I haven’t hunted my whole life. It’s actually a pretty recent hobby I’ve taken up. My husband is an outdoorsman and would rather be out on a ranch than almost anywhere else in the world. I am very blessed that I was taught the sport by a man who has strong ethics and the utmost respect for animals and land.

Every hunter is not respectful. Every hunter is not ethical. We all know there are always bad seeds – bad teachers, bad policemen, bad bosses. I’m fortunate I was taught respectful hunting by a respectful hunter.

If you are new to hunting or may be teaching your children or grandkids, here are four tips to keep in mind.

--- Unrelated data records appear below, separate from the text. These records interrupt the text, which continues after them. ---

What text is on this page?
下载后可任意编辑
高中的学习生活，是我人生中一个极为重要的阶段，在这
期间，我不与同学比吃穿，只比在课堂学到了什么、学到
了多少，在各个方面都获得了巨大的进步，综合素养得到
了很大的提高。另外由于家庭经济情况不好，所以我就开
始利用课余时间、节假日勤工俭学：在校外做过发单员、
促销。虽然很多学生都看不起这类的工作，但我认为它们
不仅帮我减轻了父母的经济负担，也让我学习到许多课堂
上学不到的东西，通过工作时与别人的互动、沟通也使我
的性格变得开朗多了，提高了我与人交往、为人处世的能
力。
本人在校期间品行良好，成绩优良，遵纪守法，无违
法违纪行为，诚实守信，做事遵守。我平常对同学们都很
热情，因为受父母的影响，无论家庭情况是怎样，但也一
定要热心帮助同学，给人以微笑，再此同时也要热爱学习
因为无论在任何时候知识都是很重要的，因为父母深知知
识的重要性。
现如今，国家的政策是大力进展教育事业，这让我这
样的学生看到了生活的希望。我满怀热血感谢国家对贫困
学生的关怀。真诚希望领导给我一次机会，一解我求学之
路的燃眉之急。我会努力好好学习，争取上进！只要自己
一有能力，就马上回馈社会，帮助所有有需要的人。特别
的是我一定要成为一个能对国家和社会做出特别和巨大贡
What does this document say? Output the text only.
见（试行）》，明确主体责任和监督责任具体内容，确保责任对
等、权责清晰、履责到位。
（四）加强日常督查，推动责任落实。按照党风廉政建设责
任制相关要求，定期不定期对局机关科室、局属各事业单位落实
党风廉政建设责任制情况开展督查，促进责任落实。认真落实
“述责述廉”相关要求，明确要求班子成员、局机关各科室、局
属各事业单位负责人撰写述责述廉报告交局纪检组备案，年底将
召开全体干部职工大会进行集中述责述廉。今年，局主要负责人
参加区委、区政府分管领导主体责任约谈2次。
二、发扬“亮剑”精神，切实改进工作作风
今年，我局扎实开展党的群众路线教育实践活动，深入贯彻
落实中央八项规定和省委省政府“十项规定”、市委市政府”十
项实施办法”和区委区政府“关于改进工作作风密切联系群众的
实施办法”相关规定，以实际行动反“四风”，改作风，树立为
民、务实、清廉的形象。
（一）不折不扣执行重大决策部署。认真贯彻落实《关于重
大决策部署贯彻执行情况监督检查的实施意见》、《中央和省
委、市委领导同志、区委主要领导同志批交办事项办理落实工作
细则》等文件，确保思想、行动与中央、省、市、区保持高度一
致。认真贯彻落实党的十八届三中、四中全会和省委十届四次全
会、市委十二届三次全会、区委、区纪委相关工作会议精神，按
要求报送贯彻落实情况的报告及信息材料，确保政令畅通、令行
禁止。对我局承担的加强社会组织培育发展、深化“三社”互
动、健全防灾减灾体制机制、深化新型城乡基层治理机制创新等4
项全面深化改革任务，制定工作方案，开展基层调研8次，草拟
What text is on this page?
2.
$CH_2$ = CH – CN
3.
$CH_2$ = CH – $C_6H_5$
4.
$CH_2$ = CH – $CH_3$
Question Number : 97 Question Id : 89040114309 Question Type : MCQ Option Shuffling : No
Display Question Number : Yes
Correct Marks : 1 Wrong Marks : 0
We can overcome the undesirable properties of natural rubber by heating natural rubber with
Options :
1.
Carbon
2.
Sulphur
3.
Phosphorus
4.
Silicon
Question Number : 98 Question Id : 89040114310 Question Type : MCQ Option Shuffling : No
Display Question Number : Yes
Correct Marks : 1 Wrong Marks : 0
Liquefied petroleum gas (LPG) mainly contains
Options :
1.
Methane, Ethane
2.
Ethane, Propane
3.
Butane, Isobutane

  1. Always take a clean shot. The ultimate goal is to kill an animal with one clean shot. It definitely doesn’t happen every time but taking a bad shot can be traumatic. If you are unsure, skip the shot or wait. If you don’t practice at 400 yards, don’t take a shot at 400 yards. If your gun is zeroed in at 200 yards, a lot of rifles will have a 5-7 inch drop at 300 yards, so some people feel comfortable at that range. But after that, you start walking a thin line of ethical hunting. Also, you should avoid shooting through anything more than a single blade of grass. When you shoot through brush, you run the risk of missing or injuring the animal.
  2. Eat or donate the meat. At least be respectful enough to have the meat processed for either you or another family to enjoy. Call me snobby, but I’ve harvested a few gnarly, old, fat bucks that I personally don’t want to eat. We have a place close to where we hunt that will take the animal (for free), process it and then donate to the poorer families around town. When the freezer is already full, I want the meat to find a good home. Donating meat is hard; there aren’t always locations convenient for drop off. Do your research before harvesting an animal in where you can drop it off post-hunt. There are also usually processing fees to drop-off/donate. It’s worth your time.
  3. Use terms such as harvest and cull. By using these words, you are showing that you understand the reasoning behind certain kills. You cull a deer to selectively remove it from the herd. You harvest an animal because you’ll use the animal parts and meat. A lot of the thinking behind culling in some circles is starting to change. Culling is based on the belief of you being able to clean up the genetics of your herd by removing the less desirable animals. It is impossible to improve genetics of a naturally occurring population, so to speak. Especially in areas where you have to manage population, if you have a good buck to doe ratio, you can focus on culling the less desirable animals in order to have a better opportunity of seeing the animals with more desirable characteristics as they age. In high fenced ranches, you can change genetics by bringing in new bucks etc. Harvesting is killing, let’s be honest. It is the term you should use when talking to non-hunters, kids or new hunters in certain circumstances. With a child or new hunter, you will have to tell them to shoot the deer and tell them the deer will be dead but by using the term harvest, you are telling them you are doing it for food and conservation purposes. Unfortunately, the terms do have to be used around people who don’t agree with what we do.
  4. Leave the land better than how you found it. Pick up trash. Don’t litter. When I had first started hunting, my husband and I had finished a long weekend. We were packed up, worn out and pulling out on the highway when he stopped the truck, got out and walked 50 yards to pick up a plastic bag. As with anything, there are different levels of taking care of the land. A higher level applies to land owners and managers. If you inherit or start off with land in bad shape, you can take steps to improve the property on behalf of the wildlife. Significant ways to do this prescribed burning and grubbing. There are tons of less expensive yet beneficial ways to manage a property that will help the wildlife. Always do your research.